この飛行機、恐ろしいことに三つの脚の引き込みを一本のレバーで一度に行ないます。人力で。

Bf108などがラチェットによるポンプ運動の繰り返しで少しずつ入れるのに対し、この飛行機では、コックピットの、自動車でいうところのサイドブレーキの位置にある太いレバー(左図ではピンクで表示)を一回押し込むだけで済ませてしまうのです。ちなみにこのサイドバイサイドの操縦席の間にはレバーが2本並んでいて、右が脚、左がフラップで、どちらも掛け値なしの人力駆動です。

図では進行方向は左です。

図中ピンクで示したレバーを前に押し込むと、レバーに直結された変形滑車に結ばれたワイヤーの赤色で表示された側が引っ張られ、二つの滑車を経由して脚柱上部の回転軸の歯車を回転させると、前脚柱が二つ折れになって脚が引き込みます。ワイヤーの歯車にかかる部分だけチェーンとなっているのですが、図では省略しました。

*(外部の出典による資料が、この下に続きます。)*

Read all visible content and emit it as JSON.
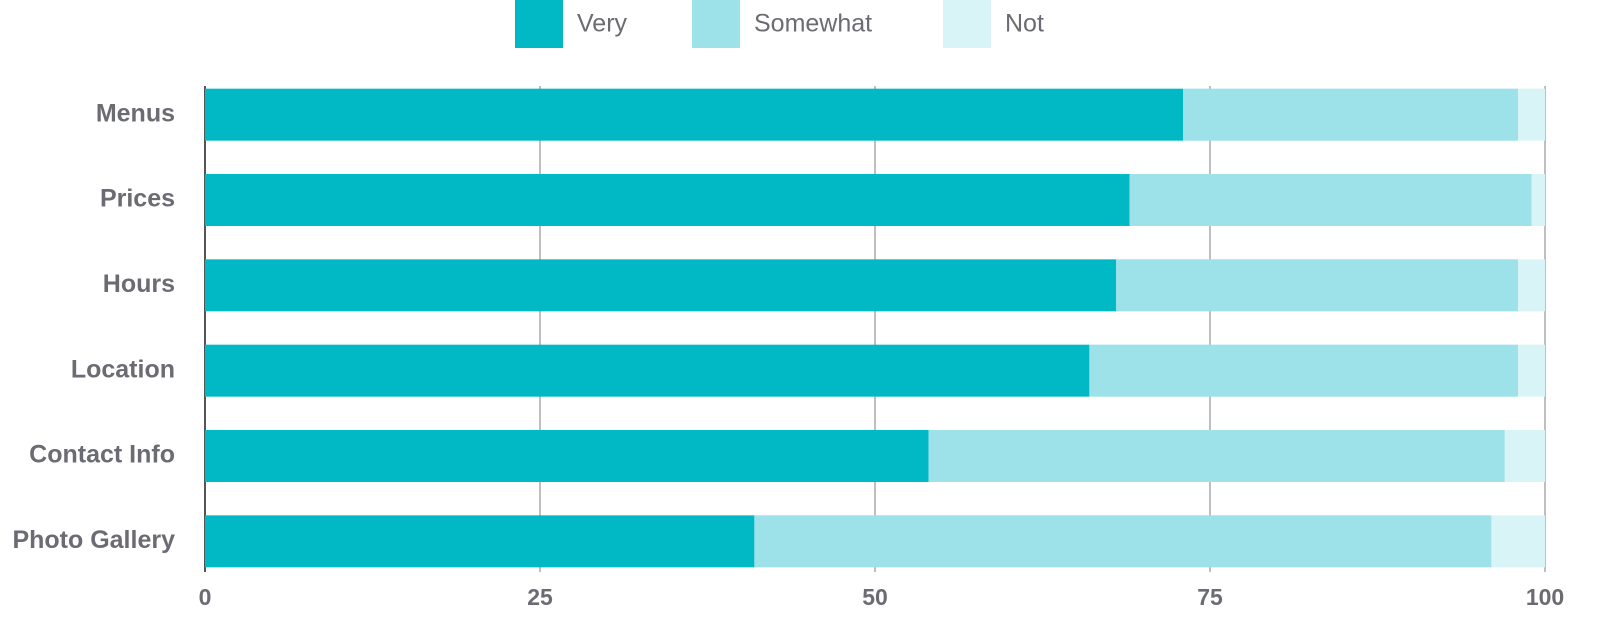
{
  "chart_data": {
    "type": "stacked-bar-horizontal",
    "categories": [
      "Menus",
      "Prices",
      "Hours",
      "Location",
      "Contact Info",
      "Photo Gallery"
    ],
    "series": [
      {
        "name": "Very",
        "color": "#00b9c5",
        "values": [
          73,
          69,
          68,
          66,
          54,
          41
        ]
      },
      {
        "name": "Somewhat",
        "color": "#9ce2e8",
        "values": [
          25,
          30,
          30,
          32,
          43,
          55
        ]
      },
      {
        "name": "Not",
        "color": "#d9f4f6",
        "values": [
          2,
          1,
          2,
          2,
          3,
          4
        ]
      }
    ],
    "xlim": [
      0,
      100
    ],
    "xticks": [
      0,
      25,
      50,
      75,
      100
    ],
    "grid": true,
    "legend": "top"
  }
}
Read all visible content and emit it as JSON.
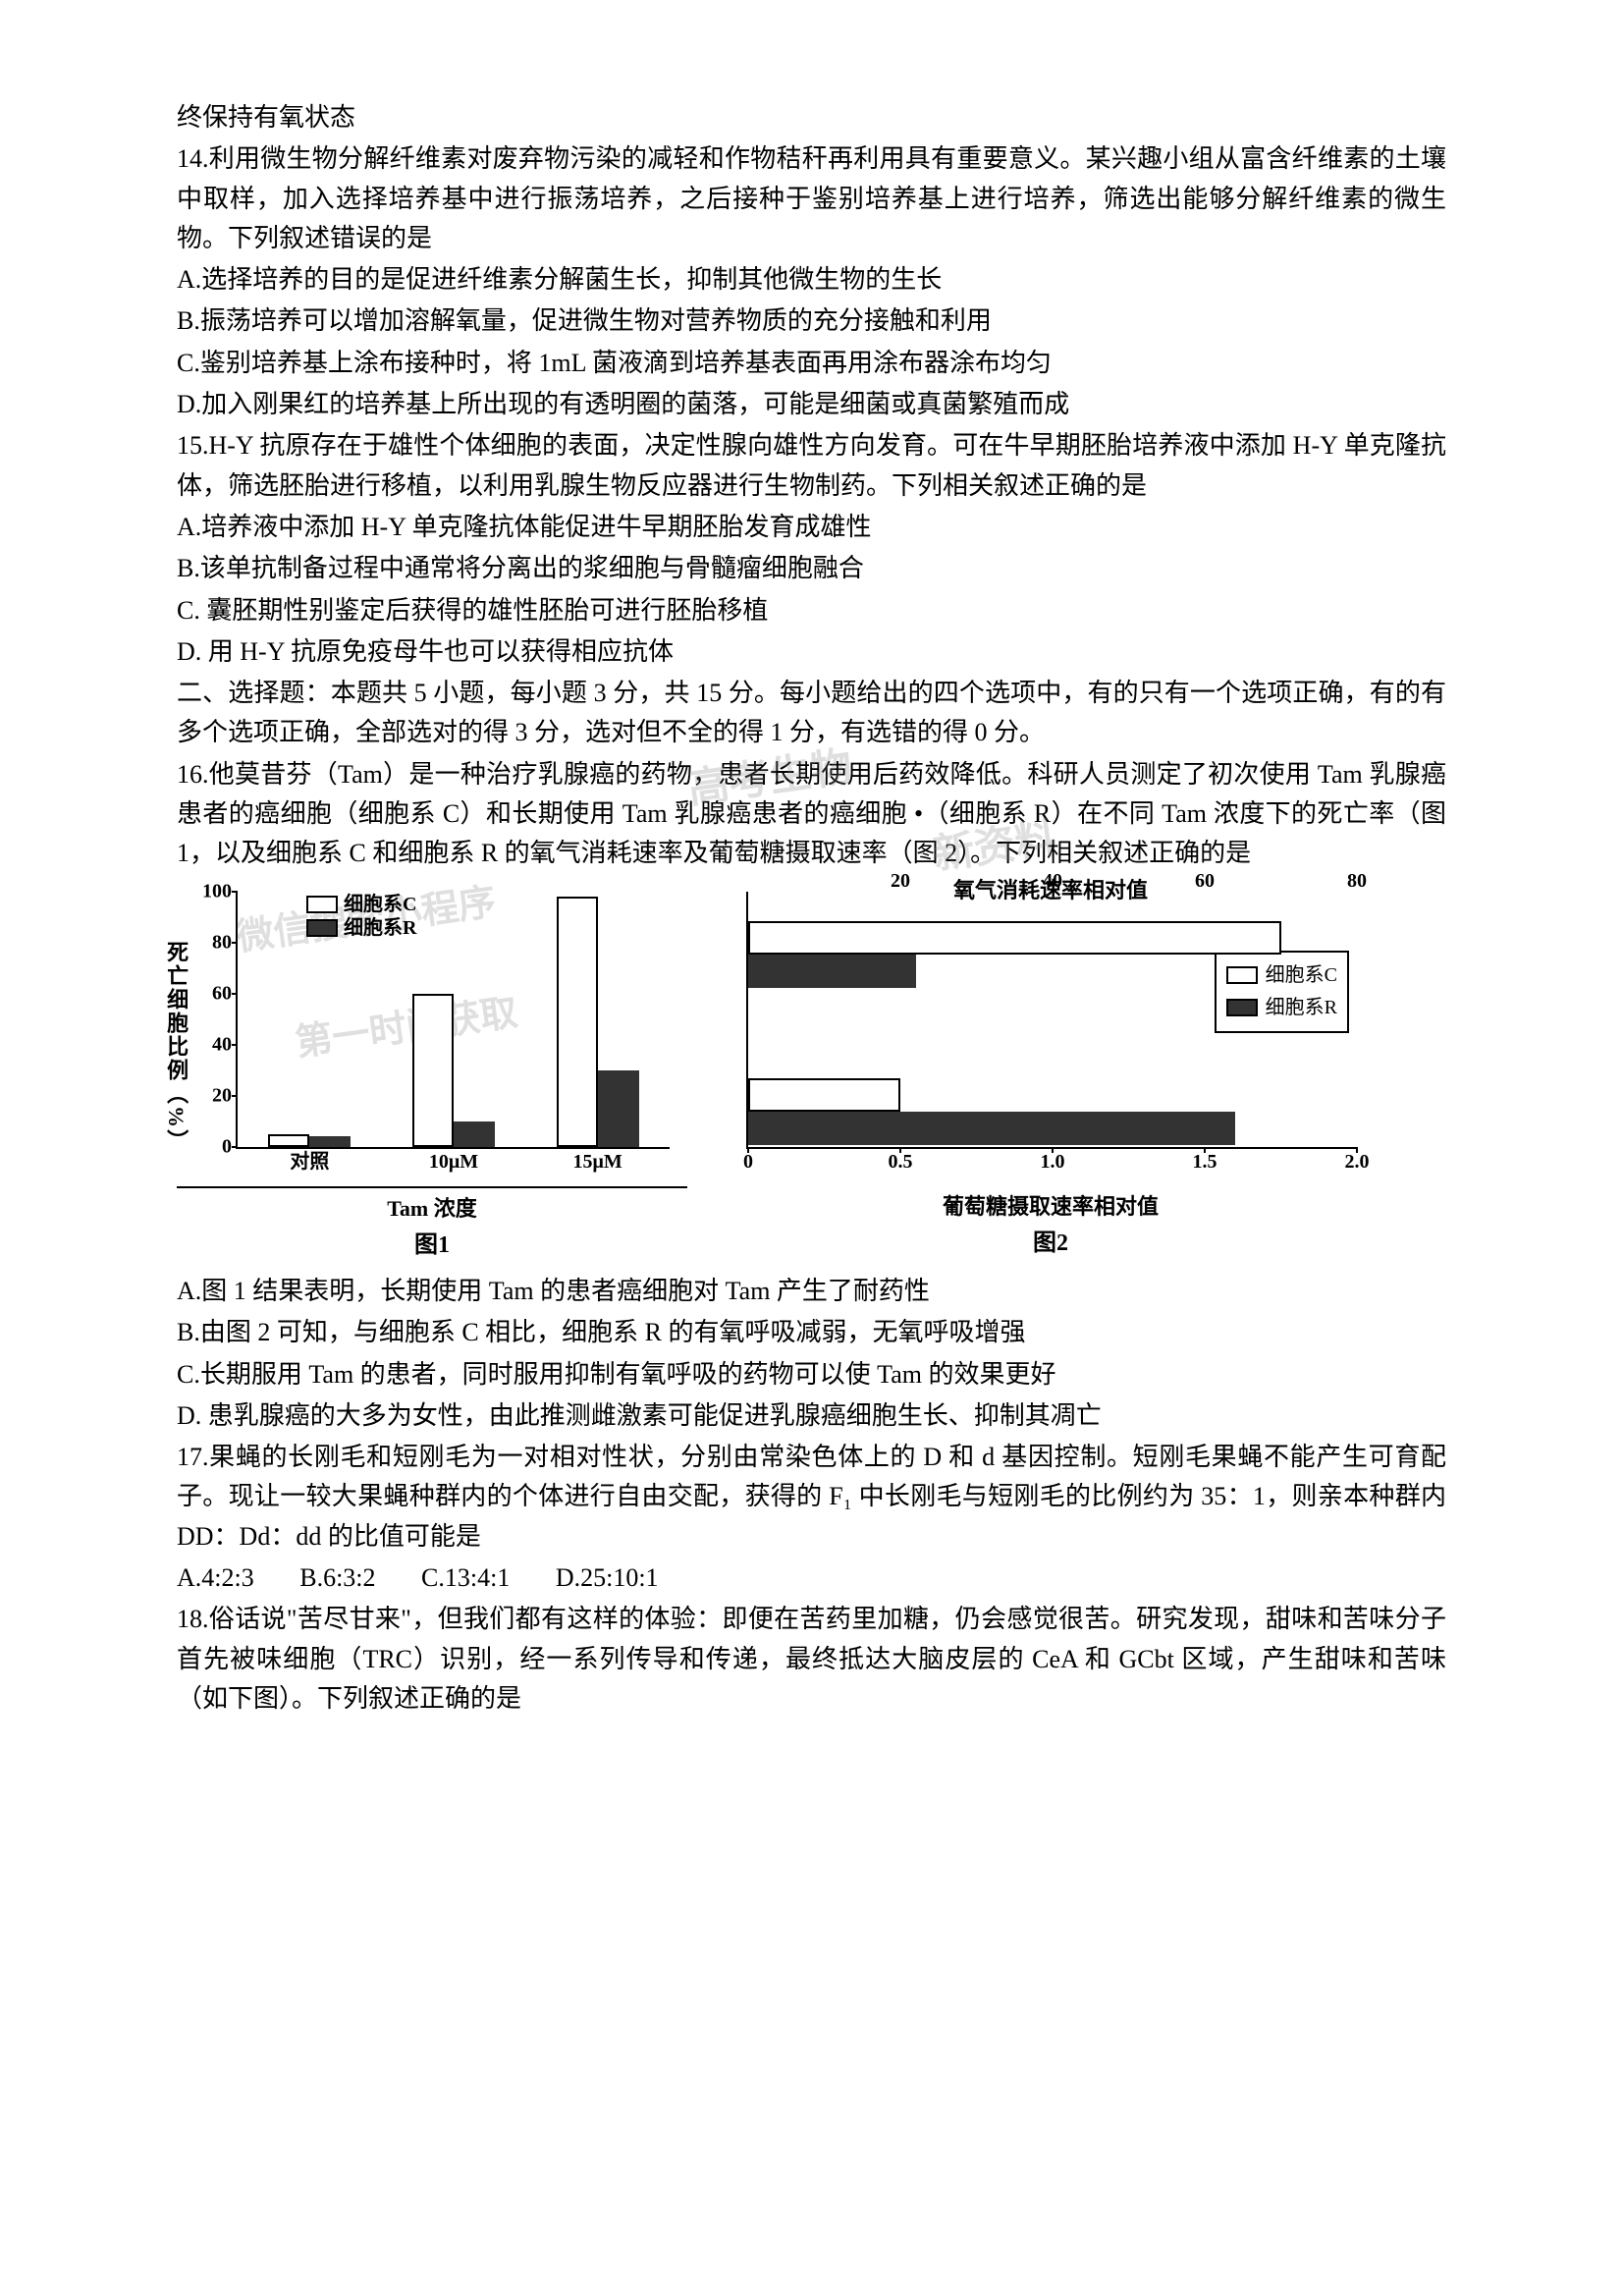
{
  "p_top": "终保持有氧状态",
  "q14": {
    "stem1": "14.利用微生物分解纤维素对废弃物污染的减轻和作物秸秆再利用具有重要意义。某兴趣小组从富含纤维素的土壤中取样，加入选择培养基中进行振荡培养，之后接种于鉴别培养基上进行培养，筛选出能够分解纤维素的微生物。下列叙述错误的是",
    "A": "A.选择培养的目的是促进纤维素分解菌生长，抑制其他微生物的生长",
    "B": "B.振荡培养可以增加溶解氧量，促进微生物对营养物质的充分接触和利用",
    "C": "C.鉴别培养基上涂布接种时，将 1mL 菌液滴到培养基表面再用涂布器涂布均匀",
    "D": "D.加入刚果红的培养基上所出现的有透明圈的菌落，可能是细菌或真菌繁殖而成"
  },
  "q15": {
    "stem": "15.H-Y 抗原存在于雄性个体细胞的表面，决定性腺向雄性方向发育。可在牛早期胚胎培养液中添加 H-Y 单克隆抗体，筛选胚胎进行移植，以利用乳腺生物反应器进行生物制药。下列相关叙述正确的是",
    "A": "A.培养液中添加 H-Y 单克隆抗体能促进牛早期胚胎发育成雄性",
    "B": "B.该单抗制备过程中通常将分离出的浆细胞与骨髓瘤细胞融合",
    "C": "C. 囊胚期性别鉴定后获得的雄性胚胎可进行胚胎移植",
    "D": "D. 用 H-Y 抗原免疫母牛也可以获得相应抗体"
  },
  "section2": "二、选择题：本题共 5 小题，每小题 3 分，共 15 分。每小题给出的四个选项中，有的只有一个选项正确，有的有多个选项正确，全部选对的得 3 分，选对但不全的得 1 分，有选错的得 0 分。",
  "q16": {
    "stem": "16.他莫昔芬（Tam）是一种治疗乳腺癌的药物，患者长期使用后药效降低。科研人员测定了初次使用 Tam 乳腺癌患者的癌细胞（细胞系 C）和长期使用 Tam 乳腺癌患者的癌细胞 •（细胞系 R）在不同 Tam 浓度下的死亡率（图 1，以及细胞系 C 和细胞系 R 的氧气消耗速率及葡萄糖摄取速率（图 2）。下列相关叙述正确的是",
    "A": "A.图 1 结果表明，长期使用 Tam 的患者癌细胞对 Tam 产生了耐药性",
    "B": "B.由图 2 可知，与细胞系 C 相比，细胞系 R 的有氧呼吸减弱，无氧呼吸增强",
    "C": "C.长期服用 Tam 的患者，同时服用抑制有氧呼吸的药物可以使 Tam 的效果更好",
    "D": "D. 患乳腺癌的大多为女性，由此推测雌激素可能促进乳腺癌细胞生长、抑制其凋亡"
  },
  "q17": {
    "stem": "17.果蝇的长刚毛和短刚毛为一对相对性状，分别由常染色体上的 D 和 d 基因控制。短刚毛果蝇不能产生可育配子。现让一较大果蝇种群内的个体进行自由交配，获得的 F₁ 中长刚毛与短刚毛的比例约为 35：1，则亲本种群内 DD：Dd：dd 的比值可能是",
    "A": "A.4:2:3",
    "B": "B.6:3:2",
    "C": "C.13:4:1",
    "D": "D.25:10:1"
  },
  "q18": {
    "stem": "18.俗话说\"苦尽甘来\"，但我们都有这样的体验：即便在苦药里加糖，仍会感觉很苦。研究发现，甜味和苦味分子首先被味细胞（TRC）识别，经一系列传导和传递，最终抵达大脑皮层的 CeA 和 GCbt 区域，产生甜味和苦味（如下图）。下列叙述正确的是"
  },
  "chart1": {
    "y_label": "死亡细胞比例（%）",
    "legend_c": "细胞系C",
    "legend_r": "细胞系R",
    "categories": [
      "对照",
      "10μM",
      "15μM"
    ],
    "values_c": [
      5,
      60,
      98
    ],
    "values_r": [
      4,
      10,
      30
    ],
    "y_ticks": [
      0,
      20,
      40,
      60,
      80,
      100
    ],
    "ymax": 100,
    "x_label": "Tam 浓度",
    "caption": "图1",
    "bar_color_c": "#ffffff",
    "bar_color_r": "#333333",
    "border_color": "#000000"
  },
  "chart2": {
    "top_label": "氧气消耗速率相对值",
    "top_ticks": [
      20,
      40,
      60,
      80
    ],
    "legend_c": "细胞系C",
    "legend_r": "细胞系R",
    "bottom_ticks": [
      0,
      0.5,
      "1.0",
      1.5,
      "2.0"
    ],
    "x_label": "葡萄糖摄取速率相对值",
    "caption": "图2",
    "glucose_c": 0.5,
    "glucose_r": 1.6,
    "oxygen_c": 70,
    "oxygen_r": 22,
    "xmax": 2.0,
    "top_max": 80
  },
  "watermarks": {
    "w1": "微信搜索小程序",
    "w2": "第一时间获取",
    "w3": "高考生物",
    "w4": "新资料"
  }
}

引き込みを助けるために、上部脚柱回転軸にはカムとバネと三角の斜面を利用した機構が付いていますが、図では省略しています。機体側に付く円弧状のレールは、もしかしたら正円ではなく楕円で、これも引き込み時のバックアップに使われるのかもしれませんがよくわかりませんでした。

脚出しは重力に助けられます。ダウンロックとアップロックはどうもレバーつけねのロック機構で前後脚を共通に行なっているようです。

図でレバーにかかっている渦巻き状のものはレバースライド部の金属板のカバーで、これはぜんまいバネのように渦巻き部に巻き込まれ、レバーを押し込む助けになっているみたいです。プライバティアの側面ターレットの機銃のシールドと同じ仕組みです。エレールのキットは、この前脚の構造をかなり正確にとらえていたのでした。いままでキットを見るたびに謎だったんだけど。